3 słowa o konstruktorze
Krzysiek jest gościem mega poukładanym. Z podejściem inżynieryjnym – którego nie jestem fanem, bo sprzęt oceniam głównie uchem. Natomiast okazało się, że zrezygnował w swoich urządzeniach z kilku poprawnych inżynieryjnie rozwiązań na rzecz „brudniejszych” – szczególnie w zasilaniu. Uśmiechnąłem się pod nosem, bo mam podobny stosunek do tego typu rozwiązań – świetnie wyglądają w parametrach, ale są kiepskie dla ucha i muzyki.
Krzysiek na co dzień gra na Vintage Accuphase, jego system to nie do końca moja bajka – wolę neutralniej i więcej wyrafinowania – ale ja jestem zboczonym lampiarzem, a tutaj mówimy o jego DAC i jego ewentualnej użyteczności – dla Waszych systemów.
Natomiast warto wiedzieć, że Krzysiek bawi się dobre parę lat, buduje dla siebie kolumny – odgrody, które miałem okazję słuchać… No i w cenie, w jakiej je sprzedał uważam, że są mega gratką. Zwrotnice dostarcza Piotr Machnik – autor ekstremalnych, customowych rozwiązań znany dość dobrze w kuluarch.

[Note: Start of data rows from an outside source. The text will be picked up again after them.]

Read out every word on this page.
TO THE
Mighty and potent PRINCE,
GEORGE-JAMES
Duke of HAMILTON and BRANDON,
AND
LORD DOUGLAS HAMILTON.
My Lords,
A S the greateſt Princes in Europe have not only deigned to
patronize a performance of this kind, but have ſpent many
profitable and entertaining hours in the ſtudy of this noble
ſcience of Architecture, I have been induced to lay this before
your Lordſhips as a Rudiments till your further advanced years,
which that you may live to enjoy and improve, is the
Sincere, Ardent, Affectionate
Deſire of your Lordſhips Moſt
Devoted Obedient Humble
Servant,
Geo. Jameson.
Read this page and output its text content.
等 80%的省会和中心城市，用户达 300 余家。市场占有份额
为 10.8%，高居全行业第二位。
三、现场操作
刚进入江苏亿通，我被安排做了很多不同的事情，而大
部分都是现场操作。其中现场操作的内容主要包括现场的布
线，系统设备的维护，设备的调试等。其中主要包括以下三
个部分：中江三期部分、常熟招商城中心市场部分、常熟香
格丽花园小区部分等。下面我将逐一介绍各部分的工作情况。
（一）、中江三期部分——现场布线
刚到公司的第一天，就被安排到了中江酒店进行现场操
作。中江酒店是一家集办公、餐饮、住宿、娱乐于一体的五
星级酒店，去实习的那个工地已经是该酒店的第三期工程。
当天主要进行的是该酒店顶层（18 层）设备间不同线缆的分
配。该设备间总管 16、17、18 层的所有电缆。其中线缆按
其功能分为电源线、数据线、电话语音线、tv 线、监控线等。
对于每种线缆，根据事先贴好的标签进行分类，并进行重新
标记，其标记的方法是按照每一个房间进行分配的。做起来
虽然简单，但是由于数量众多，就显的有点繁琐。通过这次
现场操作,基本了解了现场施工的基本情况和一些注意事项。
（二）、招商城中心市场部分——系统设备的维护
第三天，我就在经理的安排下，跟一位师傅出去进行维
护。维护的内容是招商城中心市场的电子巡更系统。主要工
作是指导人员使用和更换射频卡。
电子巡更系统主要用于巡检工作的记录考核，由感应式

U Krzyśka często gra magnetofon szpulowy – właściwie referencyjne źródło, więc umówmy się – miał dobry punkt odniesienia do strojenia. Taki, o której większość producentów współczesnych DAC nie ma pojęcia.
O DAC KMAudio
Krzysiek słucha dość dużo cięższej muzyki. Nie dziwię mu się, że zaczął sam szukać customowych rozwiązań, bo do takiego repertuaru nadaje się mało który współcześnie produkowany DAC.
Jego przetworniki bazują na starych kościach jak PCM63, czy AD1865. A jego produkty to więc rezultaty wielu testów – w jego pracowni są więc wręcz kuwety różnych komponentów, które przetestował w swoich urządzeniach.
Dlaczego to ważne? Pisałem tutaj: DIY i tutaj: Jak poznać dobry sprzęt.
Przetwornik Krzyśka wygrał dla Pawła w stosunku cena/ jakość ze wspomnianym Luminem T2, używanym Reimyo (cena nowego 15 lat temu ok 50 000zł), Musician Pegasus R2R, czy chińskim streamerem Gustard R26.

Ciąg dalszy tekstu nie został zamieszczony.